The Group of 20 governments last month agreed to a one-year debt standstill that the IMF and World Bank had pushed for to help the 76 most vulnerable economies, and called on private creditors to join in.

In a letter to the IMF, World Bank and Paris Club of creditor governments released Monday, the president of the Institute for International Finance (IIF), Tim Adams, praised the decision but highlighted the challenges.

There is a concern that halting debt payments could cause the debt ratings agencies to downgrade the countries involved, or that it could impair borrowing capacity by the countries that participate, Adams said, in the letter dated May 1.

There is “a deep appreciation for the challenges facing these most vulnerable countries and strong interest in finding ways to support them and the proposed debt service suspension.”

However, Adams said, there are many types of private creditors and “many will have fiduciary duties to their own clients, and contractual obligations.”

Likewise, the position of each of the borrowers is unique.

“Any effective approach to voluntary creditor/lender participation must take this into account,” Adams said. “In the absence of a widely accepted toolkit to achieve debt service suspension, a lengthy contract by contract approach may be required.”

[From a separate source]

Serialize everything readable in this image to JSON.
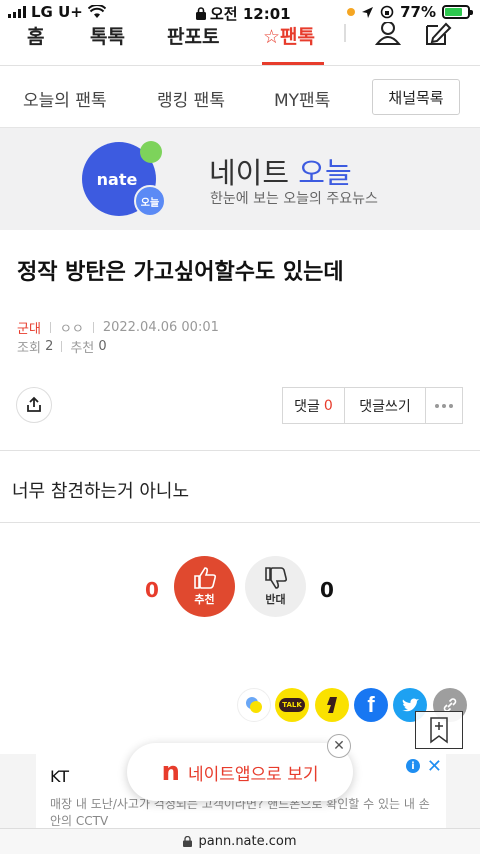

The 76 countries eligible for the initiative face about $30 billion in debt service payments this year, including about $13 billion to private creditors, according to IIF data.

The G20 estimated that the Debt Service Suspension Initiative will provide about $20 billion in liquidity for the countries benefitting.

But for the debt owed to private creditors, “it is imperative that borrowing countries be well-informed about the potential consequences for market access when requesting debt service suspension,” Adams said.